> Summary

The objective of this thesis is to optimize the structural performance of shell structures by exploring different topology options through an AI framework. The following steps are taken:

1. A new dataset is generated, consisting of several mesh tessellations created through a generative workflow.

2. Next, a Variational Autoencoder (VAE) is trained using this data. To train the VAE, two methods were tested: 

   1. The first method involves training the VAE using the coordinates of vertices as training data, but this was unsuccessful. 

   2. The second attempt employs an adjacency matrix as the training data. This approach proved to be more successful.

      1. A third attempt used only a quarter of the adjacency matrix so that the input size would be smaller.

      2. A  fourth attempt used a flattened part of the adjacency matrix, to minimize the size of the samples.

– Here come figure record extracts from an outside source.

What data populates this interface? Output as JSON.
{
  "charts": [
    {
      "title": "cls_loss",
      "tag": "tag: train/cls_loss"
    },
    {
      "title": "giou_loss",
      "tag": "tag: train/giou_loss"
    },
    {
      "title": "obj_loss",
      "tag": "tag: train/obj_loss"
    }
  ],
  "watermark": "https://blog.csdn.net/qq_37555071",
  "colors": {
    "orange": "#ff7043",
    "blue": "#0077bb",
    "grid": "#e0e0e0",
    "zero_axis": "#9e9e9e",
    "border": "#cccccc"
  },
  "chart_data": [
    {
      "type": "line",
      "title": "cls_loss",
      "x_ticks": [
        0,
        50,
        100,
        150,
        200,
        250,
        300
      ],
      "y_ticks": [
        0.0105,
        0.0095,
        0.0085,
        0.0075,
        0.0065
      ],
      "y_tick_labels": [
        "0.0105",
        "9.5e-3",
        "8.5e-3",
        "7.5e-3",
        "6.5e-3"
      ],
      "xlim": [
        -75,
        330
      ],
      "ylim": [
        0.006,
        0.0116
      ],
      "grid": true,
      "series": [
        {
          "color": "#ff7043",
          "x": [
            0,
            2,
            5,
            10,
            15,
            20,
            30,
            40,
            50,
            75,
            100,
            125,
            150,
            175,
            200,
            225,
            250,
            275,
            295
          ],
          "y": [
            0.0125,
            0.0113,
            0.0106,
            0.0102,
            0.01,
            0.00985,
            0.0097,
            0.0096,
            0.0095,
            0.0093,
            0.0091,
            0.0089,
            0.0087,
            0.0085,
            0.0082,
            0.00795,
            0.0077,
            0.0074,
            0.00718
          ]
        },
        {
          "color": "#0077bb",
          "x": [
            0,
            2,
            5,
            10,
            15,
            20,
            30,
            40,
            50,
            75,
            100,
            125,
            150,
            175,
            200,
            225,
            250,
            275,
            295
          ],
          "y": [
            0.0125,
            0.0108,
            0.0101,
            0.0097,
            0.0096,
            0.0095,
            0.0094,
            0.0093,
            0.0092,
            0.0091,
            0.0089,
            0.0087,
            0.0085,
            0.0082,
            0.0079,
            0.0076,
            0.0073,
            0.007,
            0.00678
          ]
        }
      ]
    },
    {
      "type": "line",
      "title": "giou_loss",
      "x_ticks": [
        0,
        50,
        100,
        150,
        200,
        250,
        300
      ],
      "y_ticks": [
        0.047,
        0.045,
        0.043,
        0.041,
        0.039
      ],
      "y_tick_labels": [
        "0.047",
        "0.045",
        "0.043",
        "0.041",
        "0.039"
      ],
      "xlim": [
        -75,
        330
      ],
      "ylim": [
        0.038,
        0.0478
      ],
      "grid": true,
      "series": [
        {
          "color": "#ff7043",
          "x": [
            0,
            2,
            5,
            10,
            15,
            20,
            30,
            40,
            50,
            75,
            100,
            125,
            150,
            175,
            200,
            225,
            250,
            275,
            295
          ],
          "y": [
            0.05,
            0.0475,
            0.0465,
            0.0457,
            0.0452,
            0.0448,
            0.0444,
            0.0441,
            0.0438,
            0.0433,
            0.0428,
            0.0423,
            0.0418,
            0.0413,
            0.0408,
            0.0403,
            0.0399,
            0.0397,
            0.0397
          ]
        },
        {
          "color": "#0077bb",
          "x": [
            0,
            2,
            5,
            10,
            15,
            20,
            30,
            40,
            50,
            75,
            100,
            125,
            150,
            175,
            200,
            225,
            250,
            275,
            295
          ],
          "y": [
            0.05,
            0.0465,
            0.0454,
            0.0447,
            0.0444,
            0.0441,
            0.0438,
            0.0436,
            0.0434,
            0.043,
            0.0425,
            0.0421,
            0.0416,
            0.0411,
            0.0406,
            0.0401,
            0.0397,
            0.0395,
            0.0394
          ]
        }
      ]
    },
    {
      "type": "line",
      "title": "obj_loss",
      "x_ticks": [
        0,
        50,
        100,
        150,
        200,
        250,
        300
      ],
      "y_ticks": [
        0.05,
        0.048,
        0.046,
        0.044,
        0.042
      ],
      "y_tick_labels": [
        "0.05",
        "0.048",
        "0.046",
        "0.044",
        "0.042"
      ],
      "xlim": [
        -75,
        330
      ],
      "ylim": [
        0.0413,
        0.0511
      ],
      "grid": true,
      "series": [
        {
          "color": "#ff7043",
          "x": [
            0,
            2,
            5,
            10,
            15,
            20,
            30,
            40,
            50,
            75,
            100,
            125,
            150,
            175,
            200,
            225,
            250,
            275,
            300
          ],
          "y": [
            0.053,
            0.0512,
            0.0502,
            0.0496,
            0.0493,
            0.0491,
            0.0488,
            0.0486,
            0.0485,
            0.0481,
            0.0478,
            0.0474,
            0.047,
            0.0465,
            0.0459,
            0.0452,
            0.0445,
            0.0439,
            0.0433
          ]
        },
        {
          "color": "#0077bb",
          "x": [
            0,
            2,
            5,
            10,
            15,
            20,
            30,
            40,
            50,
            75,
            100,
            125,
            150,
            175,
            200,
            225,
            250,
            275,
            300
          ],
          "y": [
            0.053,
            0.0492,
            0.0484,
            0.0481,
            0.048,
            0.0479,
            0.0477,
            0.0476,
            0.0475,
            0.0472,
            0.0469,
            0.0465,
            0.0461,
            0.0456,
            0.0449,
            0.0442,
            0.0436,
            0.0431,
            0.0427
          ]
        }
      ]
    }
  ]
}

This and this method proved to be faster. 

3. After training the VAE, a surrogate model was also trained to predict a performance score of decoded designs.

4. A design is selected and encoded.

5. The gradient of the design’s performance score with respect to its encoded vector is obtained, and a Gradient Descent Optimizer runs to optimize the initial design.

LIMITATIONS: The dataset was created using specific mesh boundaries and limited pattern exploration. The Variational Autoencoder (VAE) was the exclusive generative model used, and the optimization process focused solely on structural performance.

SPECIAL NOTE: Code parts can be found in appendix of the thesis paper.